Le vélo a toujours illuminé la vie de Thierry Gouvenou. Dès le plus jeune âge, ce normand a baigné dans l’atmosphère si particulière de ce monde à travers le magasin de cycles que tiennent ses parents à Vire. Héréditaire d’une passion unioniste, c’est sans surprise qu’il passe à sept ans la porte du Vélo-Club du Bocage, pour y obtenir sa première licence. Cette histoire enfantine d’amour avec la Petite Reine prend alors un tournant inattendu. Si elle a toujours fait partie de son existence, il ne pensait pas concrètement l’étreindre jusqu’à se hisser au sommet de son prestige, jusqu’aux honneurs de l’arène professionnelle. Sa victoire sur Paris-Roubaix amateur, à l’âge de 21 ans, l’y propulse pourtant.

Signataire d’un contrat chez Z en 1991, il se met pleinement au service de ses leaders, se dévouant avec enthousiasme. Constatant rapidement qu’il ne possède pas un talent suffisant pour triompher sur les plus grandes épreuves, et amplement satisfait d’effectuer pour métier ce qui n’est qu’un loisir pour la majorité, il se mue en équipier modèle, notamment auprès de Greg Lemond ou de Robert Millar.

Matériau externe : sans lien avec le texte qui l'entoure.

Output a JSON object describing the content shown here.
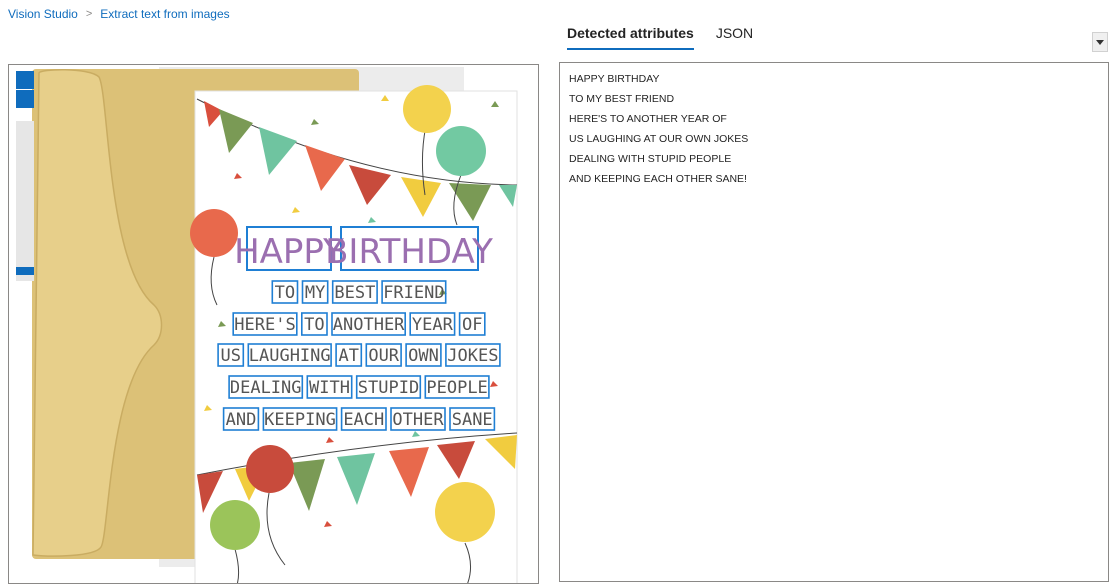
{
  "breadcrumb": {
    "root": "Vision Studio",
    "separator": ">",
    "current": "Extract text from images"
  },
  "tabs": [
    {
      "label": "Detected attributes",
      "active": true
    },
    {
      "label": "JSON",
      "active": false
    }
  ],
  "card": {
    "lines": [
      [
        "HAPPY",
        "BIRTHDAY"
      ],
      [
        "TO",
        "MY",
        "BEST",
        "FRIEND"
      ],
      [
        "HERE'S",
        "TO",
        "ANOTHER",
        "YEAR",
        "OF"
      ],
      [
        "US",
        "LAUGHING",
        "AT",
        "OUR",
        "OWN",
        "JOKES"
      ],
      [
        "DEALING",
        "WITH",
        "STUPID",
        "PEOPLE"
      ],
      [
        "AND",
        "KEEPING",
        "EACH",
        "OTHER",
        "SANE"
      ]
    ]
  },
  "results": {
    "lines": [
      "HAPPY BIRTHDAY",
      "TO MY BEST FRIEND",
      "HERE'S TO ANOTHER YEAR OF",
      "US LAUGHING AT OUR OWN JOKES",
      "DEALING WITH STUPID PEOPLE",
      "AND KEEPING EACH OTHER SANE!"
    ]
  },
  "colors": {
    "accent": "#0f6cbd",
    "title_purple": "#9b6fb0",
    "box_blue": "#1f7fd4",
    "text_gray": "#555555"
  },
  "icons": {
    "collapse": "chevron-down-icon"
  }
}
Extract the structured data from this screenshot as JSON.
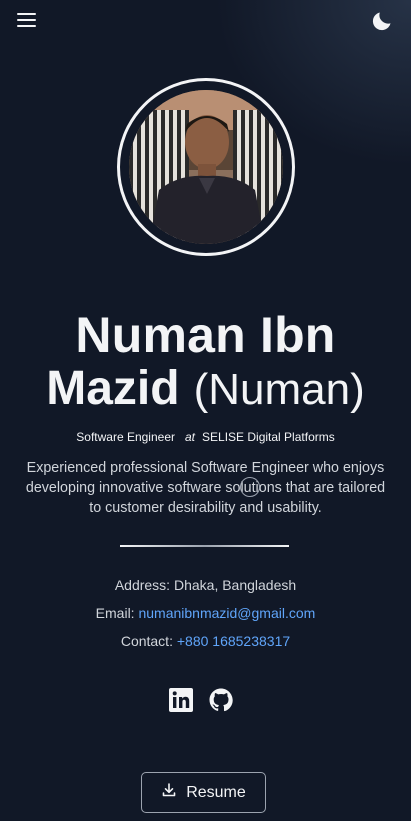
{
  "nav": {
    "menu_icon": "hamburger-menu-icon",
    "theme_icon": "moon-icon"
  },
  "profile": {
    "avatar_alt": "Profile photo",
    "name_first": "Numan Ibn",
    "name_last": "Mazid",
    "nickname": "(Numan)",
    "role": "Software Engineer",
    "at": "at",
    "company": "SELISE Digital Platforms",
    "bio": "Experienced professional Software Engineer who enjoys developing innovative software solutions that are tailored to customer desirability and usability."
  },
  "contact": {
    "address_label": "Address:",
    "address": "Dhaka, Bangladesh",
    "email_label": "Email:",
    "email": "numanibnmazid@gmail.com",
    "phone_label": "Contact:",
    "phone": "+880 1685238317"
  },
  "social": {
    "linkedin_icon": "linkedin-icon",
    "github_icon": "github-icon"
  },
  "resume": {
    "label": "Resume",
    "icon": "download-icon"
  },
  "colors": {
    "background": "#111827",
    "link": "#60a5fa",
    "text": "#f3f4f6"
  }
}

Ses services étant largement appréciés, il est conservé par sa formation lors du changement d’appellation de l’équipe de Roger Legeay, passant de Z à Gan, avec qui il dispute sont premier Tour de France en 1994. Il y défend alors le maillot jaune de Chris Boardman lors des trois premières étapes, et œuvre à la victoire d’Eddy Seigneur sur le prestigieux final des Champs-Elysées.Thierry Gouvenou sous le maillot GanThierry Gouvenou sous le maillot Gan

Transféré chez Bigmat – Auber 93 à l’hiver 1995, il y enchaîne les participations sur la Grande Boucle, conservant toujours son rôle ingrat et anonyme de l’ombre, n’ayant pour meilleur résultat au classement général qu’une anecdotique 59e place en 1998. Avec les p’tits gars d’Auber, il sillonne les routes françaises durant la majorité de la saison, forgeant dès lors son omniscience géographique de l’hexagone. Son principal coup d’éclat intervient pour sa dernière saison professionnelle, sur son épreuve fétiche de Paris-Roubaix. Après sa victoire en amateur en 1990, il parvient à s’accrocher aux cadors de la 100e édition de « l’enfer du Nord » pour décrocher une inespérée 7e place, titre officieux de meilleur français à la clé. Retraité des pelotons à la fin de l’année, il clôt alors une carrière de 12 ans, marquée par sept Tours de France, récompenses d’autant d’années de gregario d’exception.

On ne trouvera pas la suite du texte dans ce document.